In accordance with the present invention, an apparatus and method for preventing particle contamination in a polishing machine such as a chemical mechanical polishing apparatus are provided.
In a preferred embodiment, a contamination prevention apparatus for preventing contamination of a CMP apparatus is disclosed. The CMP apparatus is of the type having a conditioner arm and a housing having a planer wall having a top peripheral edge, an outer sidewall, an inner side wall, and a lower peripheral edge and wherein the planer wall further has an opening disposed. The contamination prevention apparatus further has:
(a) a contamination prevention shield having a cleaning cup, two vertical side shields, a front vertical shield, and a floor that cooperate to prevent leakage of fluid splattered during a high pressure rinse of the CMP apparatus and an interior portion of the housing; and
(b) a high pressure rinse apparatus connected to the contamination prevention shield having a conduit further connected to a fluid flow source wherein the conduit has at least one nozzle disposed within for dispensing cleaning fluid during a high pressure rinse cycle.

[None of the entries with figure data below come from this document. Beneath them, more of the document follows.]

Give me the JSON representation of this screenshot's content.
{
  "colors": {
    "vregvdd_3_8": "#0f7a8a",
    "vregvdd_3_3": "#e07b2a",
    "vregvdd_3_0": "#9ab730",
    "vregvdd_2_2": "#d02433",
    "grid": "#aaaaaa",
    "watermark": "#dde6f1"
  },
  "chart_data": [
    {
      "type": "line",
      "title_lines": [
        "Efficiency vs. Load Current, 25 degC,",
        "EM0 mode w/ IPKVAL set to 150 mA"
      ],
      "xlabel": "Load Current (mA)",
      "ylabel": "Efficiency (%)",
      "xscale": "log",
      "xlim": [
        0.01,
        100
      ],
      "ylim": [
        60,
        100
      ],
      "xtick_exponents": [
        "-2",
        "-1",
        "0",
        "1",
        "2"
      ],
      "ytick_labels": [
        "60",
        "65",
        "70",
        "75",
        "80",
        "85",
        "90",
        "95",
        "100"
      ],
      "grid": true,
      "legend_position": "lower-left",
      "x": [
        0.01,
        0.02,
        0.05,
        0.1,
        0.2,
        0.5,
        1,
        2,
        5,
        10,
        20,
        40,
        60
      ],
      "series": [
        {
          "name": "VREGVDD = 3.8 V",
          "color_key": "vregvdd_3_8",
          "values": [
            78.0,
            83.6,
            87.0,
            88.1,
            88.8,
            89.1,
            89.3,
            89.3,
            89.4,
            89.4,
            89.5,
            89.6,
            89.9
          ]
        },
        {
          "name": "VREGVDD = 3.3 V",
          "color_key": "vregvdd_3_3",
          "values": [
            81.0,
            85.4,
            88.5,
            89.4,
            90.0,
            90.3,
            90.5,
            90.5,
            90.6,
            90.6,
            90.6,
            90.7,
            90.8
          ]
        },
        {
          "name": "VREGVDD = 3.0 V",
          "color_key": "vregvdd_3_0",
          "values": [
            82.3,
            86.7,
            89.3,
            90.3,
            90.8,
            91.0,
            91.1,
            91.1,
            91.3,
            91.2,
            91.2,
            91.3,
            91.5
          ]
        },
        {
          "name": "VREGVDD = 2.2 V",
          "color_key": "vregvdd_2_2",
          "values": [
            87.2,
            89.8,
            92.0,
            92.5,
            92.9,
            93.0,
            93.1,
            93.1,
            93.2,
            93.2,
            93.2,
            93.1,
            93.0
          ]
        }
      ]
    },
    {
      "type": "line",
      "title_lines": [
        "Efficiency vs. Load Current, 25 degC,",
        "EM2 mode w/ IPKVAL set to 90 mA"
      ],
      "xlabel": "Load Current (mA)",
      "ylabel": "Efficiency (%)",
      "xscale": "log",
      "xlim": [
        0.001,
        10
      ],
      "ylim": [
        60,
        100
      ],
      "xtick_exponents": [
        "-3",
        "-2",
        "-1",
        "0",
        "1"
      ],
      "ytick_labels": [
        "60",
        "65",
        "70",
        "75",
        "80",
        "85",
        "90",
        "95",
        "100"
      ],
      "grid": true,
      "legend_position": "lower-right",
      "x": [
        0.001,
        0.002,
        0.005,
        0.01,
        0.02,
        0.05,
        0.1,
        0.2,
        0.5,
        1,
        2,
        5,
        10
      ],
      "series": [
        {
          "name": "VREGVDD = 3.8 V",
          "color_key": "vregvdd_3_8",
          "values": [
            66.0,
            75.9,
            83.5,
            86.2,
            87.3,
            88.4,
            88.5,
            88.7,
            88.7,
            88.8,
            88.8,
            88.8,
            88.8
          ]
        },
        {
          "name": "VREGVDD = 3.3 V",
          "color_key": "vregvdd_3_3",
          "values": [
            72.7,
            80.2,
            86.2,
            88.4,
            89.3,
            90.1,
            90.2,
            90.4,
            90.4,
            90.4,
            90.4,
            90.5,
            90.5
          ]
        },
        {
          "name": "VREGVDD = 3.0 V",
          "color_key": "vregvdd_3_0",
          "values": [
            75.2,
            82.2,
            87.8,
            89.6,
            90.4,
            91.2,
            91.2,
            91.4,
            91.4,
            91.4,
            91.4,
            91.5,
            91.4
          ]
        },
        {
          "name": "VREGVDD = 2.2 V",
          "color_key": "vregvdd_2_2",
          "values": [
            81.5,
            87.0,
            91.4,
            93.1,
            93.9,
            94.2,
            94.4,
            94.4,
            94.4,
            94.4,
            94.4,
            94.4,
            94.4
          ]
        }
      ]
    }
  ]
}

The present invention is further directed to:
(a) a plurality of contamination prevention shields each having a cleaning cup, two vertical side shields, a front vertical shield, and a floor, wherein each contamination prevention shield is juxtaposed between the inner side wall and the CMP apparatus, and wherein each contamination prevention shields cooperate to prevent leakage of fluid splattered during a high pressure rinse of the CMP apparatus and an interior portion of the housing; and
(b) a high pressure rinse apparatus connected to the contamination prevention shield having a conduit connected to a fluid flow source wherein the conduit has a plurality of spaced-apart nozzles disposed within for dispensing cleaning fluid during a high pressure rinse cycle. Additionally, a method of use for several embodiments of the present invention is disclosed herein.